Build a Table-centric Apache Flink Ecosystem -- Shaoxuan Wang(Alibaba)
Flink Table API was initially created to address the relational query use case. It has been a good addition to DataStream and DataSet API for users to write declarative queries. Moreover, Table API provides a unified API for batch and stream processing. We have been exploring extending the capability of Flink Table API to go beyond the classical relational query. With these work, we are establishing an ecosystem on top of the Table API. This talk will introduce the following enhancements we have made on Table API to expand its horizon. Most of the work has been or will be contributed back to Apache Flink. We will also share our experience of building an ecosystem around Flink Table API, and our vision for Table API in the future.
Flink Table API 最初是为解决关系查询用例而创建的。它是对数据流和数据集API的一个很好的添加,用户可以编写声明性查询。此外,表API为批处理和流处理提供了统一的API。我们一直在探索扩展Flink Table API的功能,使其超越传统的关系查询。通过这些工作,我们将在 Table API之上建立一个生态系统。本文将介绍我们在 Table API上所做的以下增强,以扩展其范围。大部分的工作已经或将要贡献给阿帕奇弗林克。我们还将分享我们围绕Flink Table API构建生态系统的经验,以及我们未来对Table API的愿景。

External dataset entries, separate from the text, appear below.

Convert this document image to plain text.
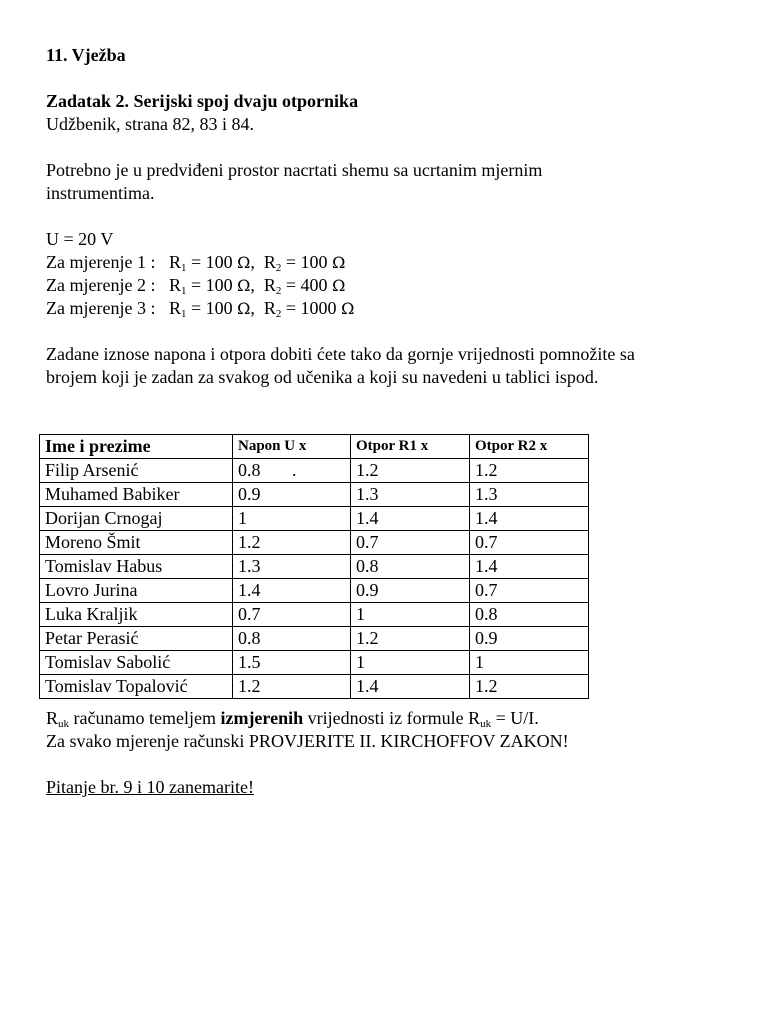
11. Vježba
Zadatak 2. Serijski spoj dvaju otpornika
Udžbenik, strana 82, 83 i 84.
Potrebno je u predviđeni prostor nacrtati shemu sa ucrtanim mjernim
instrumentima.
U = 20 V
Za mjerenje 1 : $R_1 = 100$ Ω,  $R_2 = 100$ Ω
Za mjerenje 2 : $R_1 = 100$ Ω,  $R_2 = 400$ Ω
Za mjerenje 3 : $R_1 = 100$ Ω,  $R_2 = 1000$ Ω
Zadane iznose napona i otpora dobiti ćete tako da gornje vrijednosti pomnožite sa
brojem koji je zadan za svakog od učenika a koji su navedeni u tablici ispod.
Ime i prezime	Napon U x	Otpor R1 x	Otpor R2 x
Filip Arsenić	0.8       .	1.2	1.2
Muhamed Babiker	0.9	1.3	1.3
Dorijan Crnogaj	1	1.4	1.4
Moreno Šmit	1.2	0.7	0.7
Tomislav Habus	1.3	0.8	1.4
Lovro Jurina	1.4	0.9	0.7
Luka Kraljik	0.7	1	0.8
Petar Perasić	0.8	1.2	0.9
Tomislav Sabolić	1.5	1	1
Tomislav Topalović	1.2	1.4	1.2
$R_{uk}$ računamo temeljem izmjerenih vrijednosti iz formule $R_{uk} = U/I$.
Za svako mjerenje računski PROVJERITE II. KIRCHOFFOV ZAKON!
Pitanje br. 9 i 10 zanemarite!
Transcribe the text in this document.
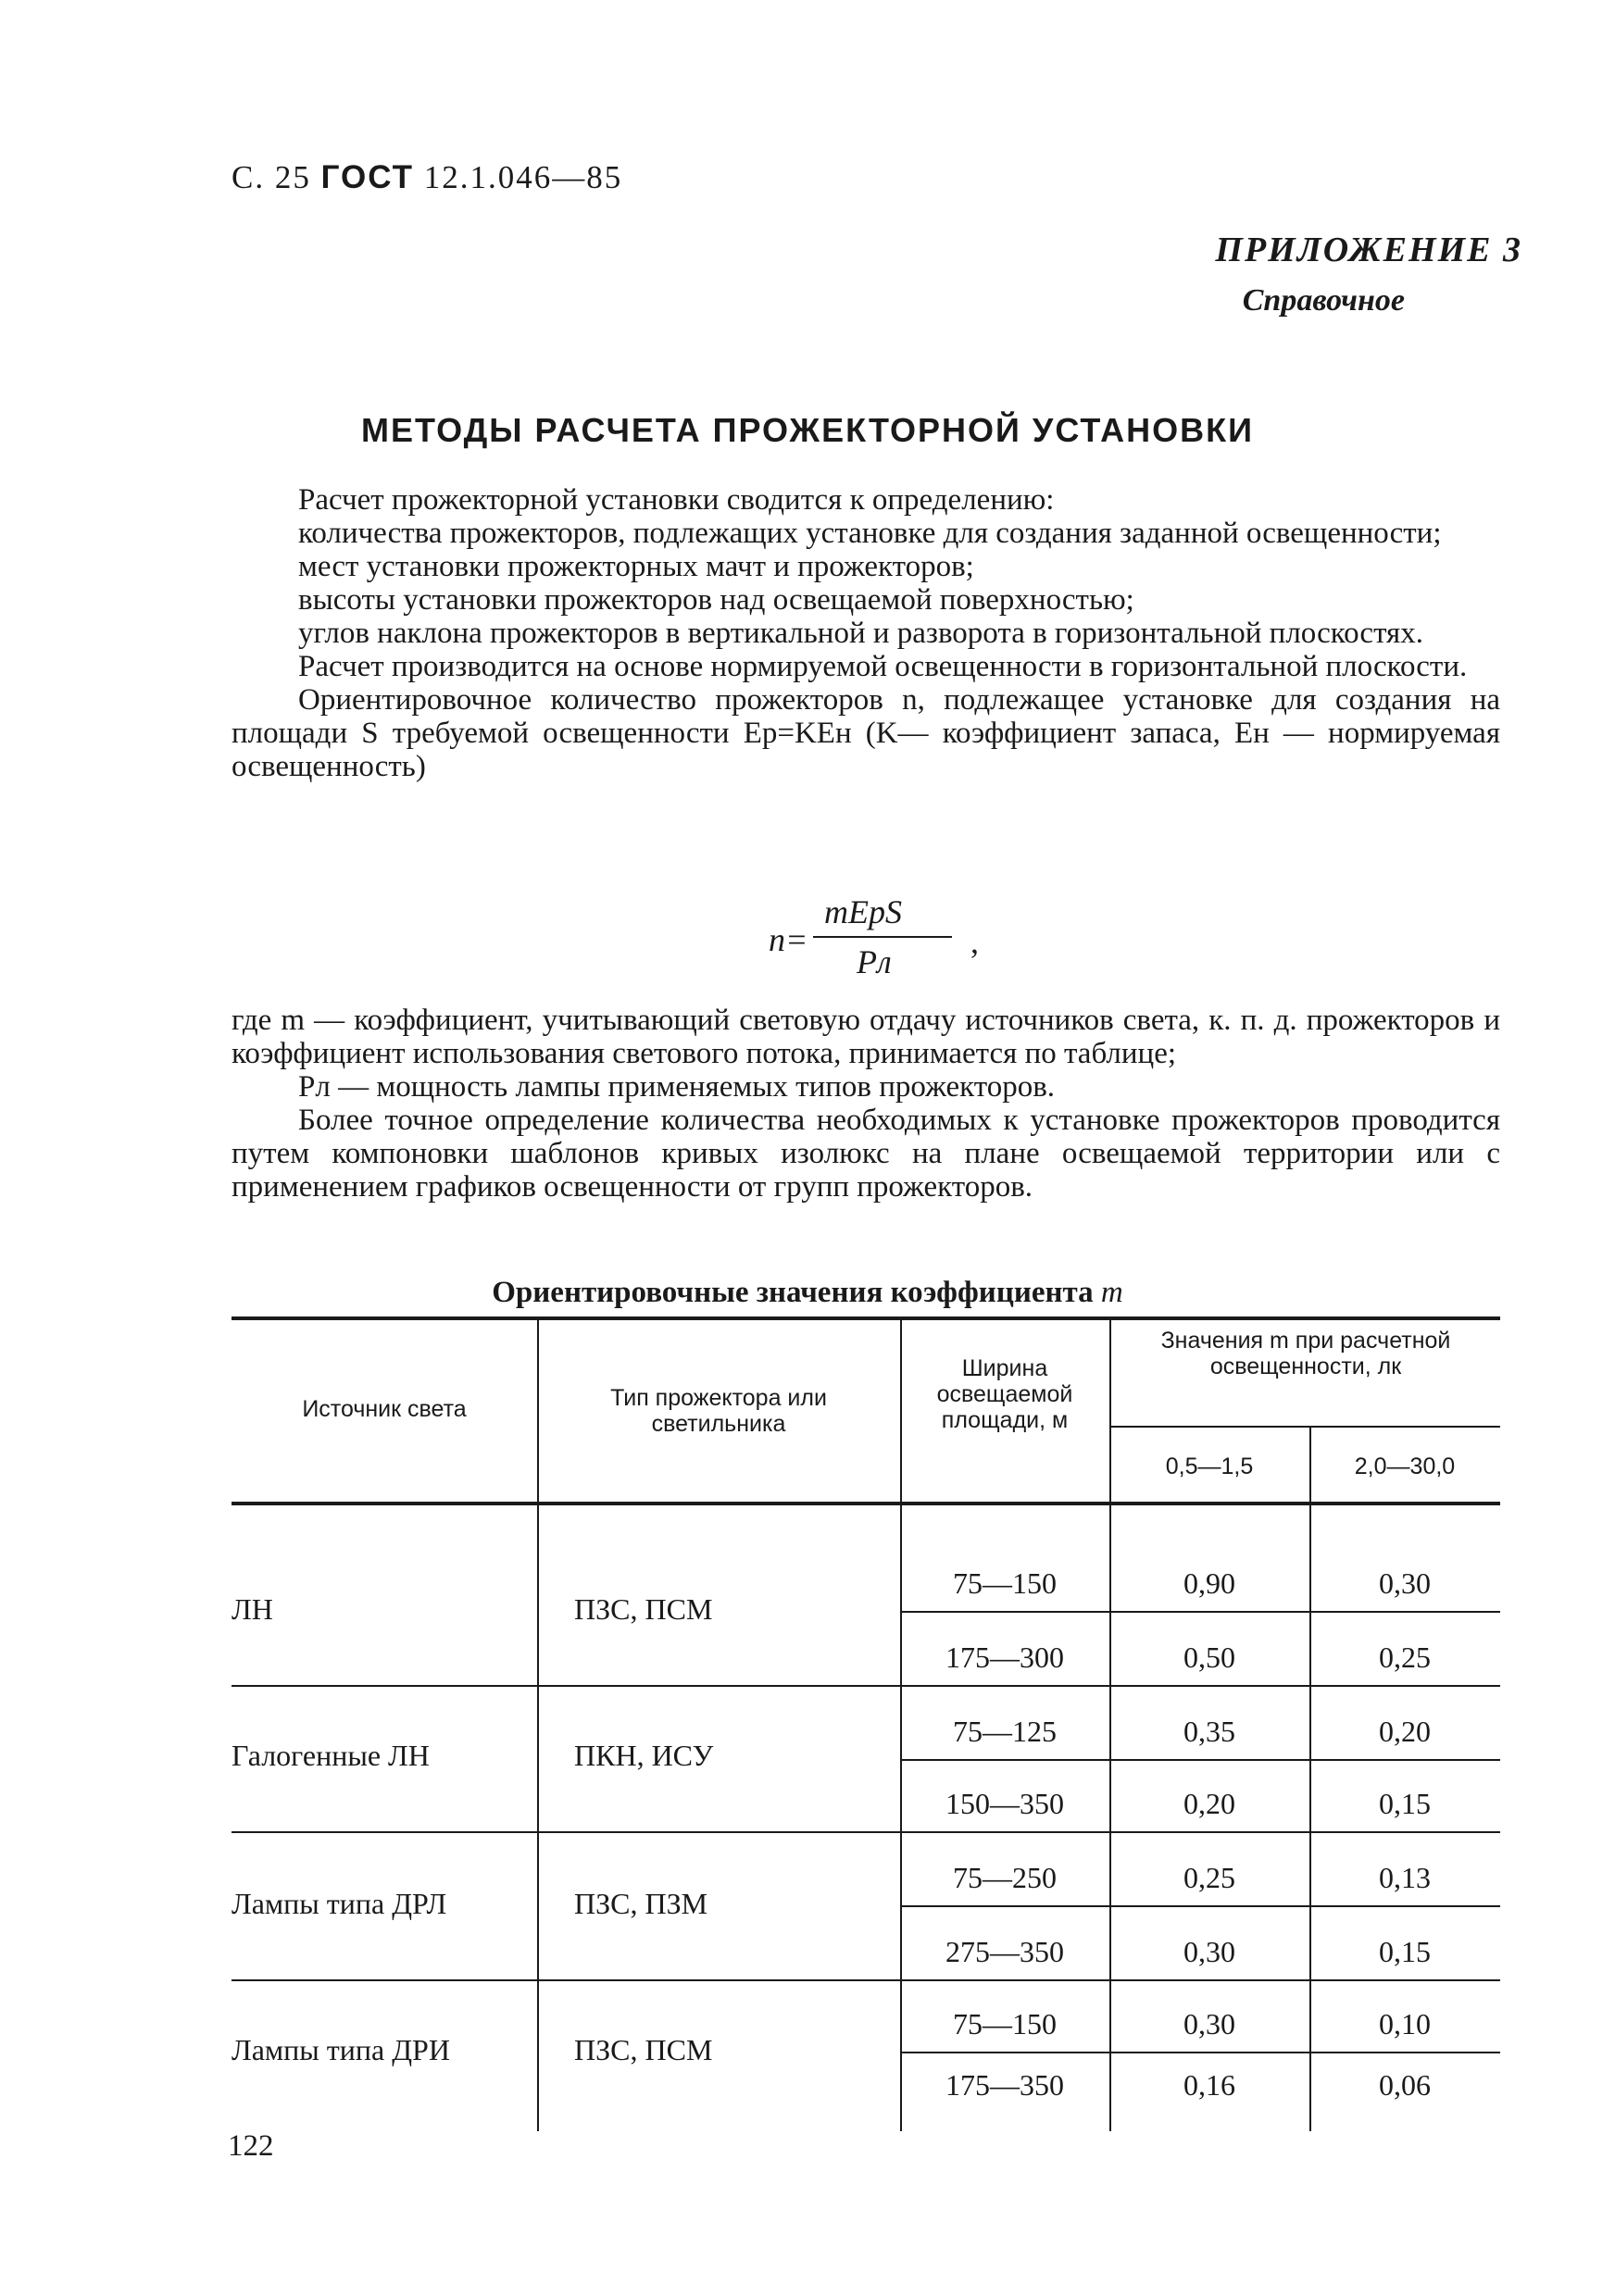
С. 25 ГОСТ 12.1.046—85
ПРИЛОЖЕНИЕ 3
Справочное
МЕТОДЫ РАСЧЕТА ПРОЖЕКТОРНОЙ УСТАНОВКИ

Расчет прожекторной установки сводится к определению:

количества прожекторов, подлежащих установке для создания заданной освещенности;

мест установки прожекторных мачт и прожекторов;

высоты установки прожекторов над освещаемой поверхностью;

углов наклона прожекторов в вертикальной и разворота в горизонтальной плоскостях.

Расчет производится на основе нормируемой освещенности в горизонтальной плоскости.

Ориентировочное количество прожекторов n, подлежащее установке для создания на площади S требуемой освещенности Eр=KEн (K— коэффициент запаса, Eн — нормируемая освещенность)

n=
mEрS
Pл
,

где m — коэффициент, учитывающий световую отдачу источников света, к. п. д. прожекторов и коэффициент использования светового потока, принимается по таблице;

Pл — мощность лампы применяемых типов прожекторов.

Более точное определение количества необходимых к установке прожекторов проводится путем компоновки шаблонов кривых изолюкс на плане освещаемой территории или с применением графиков освещенности от групп прожекторов.

Ориентировочные значения коэффициента m
Источник света	Тип прожектора или светильника
Ширина освещаемой площади, м
Значения m при расчетной освещенности, лк
0,5—1,5	2,0—30,0
ЛН	ПЗС, ПСМ
75—150	0,90	0,30
175—300	0,50	0,25
Галогенные ЛН	ПКН, ИСУ
75—125	0,35	0,20
150—350	0,20	0,15
Лампы типа ДРЛ	ПЗС, ПЗМ
75—250	0,25	0,13
275—350	0,30	0,15
Лампы типа ДРИ	ПЗС, ПСМ
75—150	0,30	0,10
175—350	0,16	0,06
122
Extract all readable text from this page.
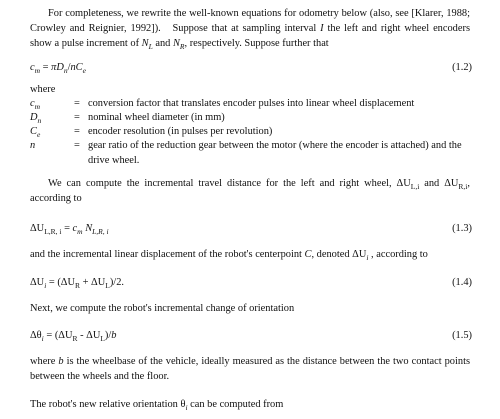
For completeness, we rewrite the well-known equations for odometry below (also, see [Klarer, 1988; Crowley and Reignier, 1992]).   Suppose that at sampling interval I the left and right wheel encoders show a pulse increment of $N_L$ and $N_R$, respectively. Suppose further that

$c_m = \pi D_n/nC_e$	(1.2)
where
$c_m$	= conversion factor that translates encoder pulses into linear wheel displacement
$D_n$	= nominal wheel diameter (in mm)
$C_e$	= encoder resolution (in pulses per revolution)
n	= gear ratio of the reduction gear between the motor (where the encoder is attached) and the drive wheel.

We can compute the incremental travel distance for the left and right wheel, $\Delta U_{L,i}$ and $\Delta U_{R,i}$, according to

$\Delta U_{L,R, i} = c_m$ $N_{L,R, i}$	(1.3)

and the incremental linear displacement of the robot's centerpoint C, denoted $\Delta U_i$ , according to

$\Delta U_i = (\Delta U_R + \Delta U_L)/2$.	(1.4)

Next, we compute the robot's incremental change of orientation

$\Delta\theta_i = (\Delta U_R - \Delta U_L)/b$	(1.5)

where b is the wheelbase of the vehicle, ideally measured as the distance between the two contact points between the wheels and the floor.

The robot's new relative orientation $\theta_i$ can be computed from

Non-relational processing API 非关系处理API
Relational query is natively supported by Table API. It is also very powerful to express complicated computation logic. However, non-relational API become handy to perform a general purpose computation. We have introduced a set of non-relational methods, such as map() and flatMap(), to Table API in a systematic manner to improve the user experience in general.
Table API本机支持关系查询。表示复杂的计算逻辑也非常强大。然而,非关系API在执行通用计算时变得很方便。我们以系统的方式向 Table API引入了一组非关系方法,如map()和flatmap(),以提高一般用户体验。
Interactive programming 交互式编程
Ad-hoc queries is a pretty common use case for processing engines, especially for batch processing. In order to meet the requirements for such use cases, we introduced interactive programming to Table API, which allows users to cache the intermediate result. We envision the underlying service, which caches the intermediate Flink Table, will grow significantly to provide more sophisticated capabilities.
Ad-hoc查询是处理引擎很普遍的应用,特别是批处理引擎的一个非常常见的用例。为了满足这些用例的需求,我们在 Table API中引入了交互式编程,允许用户缓存中间结果。我们设想,缓存中间Flink Table 的底层服务将显著增长,以提供更复杂的功能。
Iterative processing 交互处理
Compared with DataSet and DataStream, one thing missing from Table is native iteration support. Instead of naively copying the native iteration API from DataSet / DataStream, we designed a new API to address the caveats that we have seen in the existing iteration support in DataStream and DataSet.
与数据集和数据流相比,表中缺少的一件事是本机迭代支持。我们没有天真地从数据集/数据流复制本机迭代API,而是设计了一个新的API来解决我们在数据流和数据集的现有迭代支持中看到的警告。
ML on Table API
One important part of the Flink ecosystem is ML. We have proposed to build a ML on top of Table API, so that the algorithm engineers can also benefit from the optimizations provided by Flink, in both batch and stream jobs.
Flink 生态系统的一个重要部分是ML。我们建议在 Table API的基础上构建一个ML,这样算法工程师也可以从Flink提供的批处理和流作业优化中受益。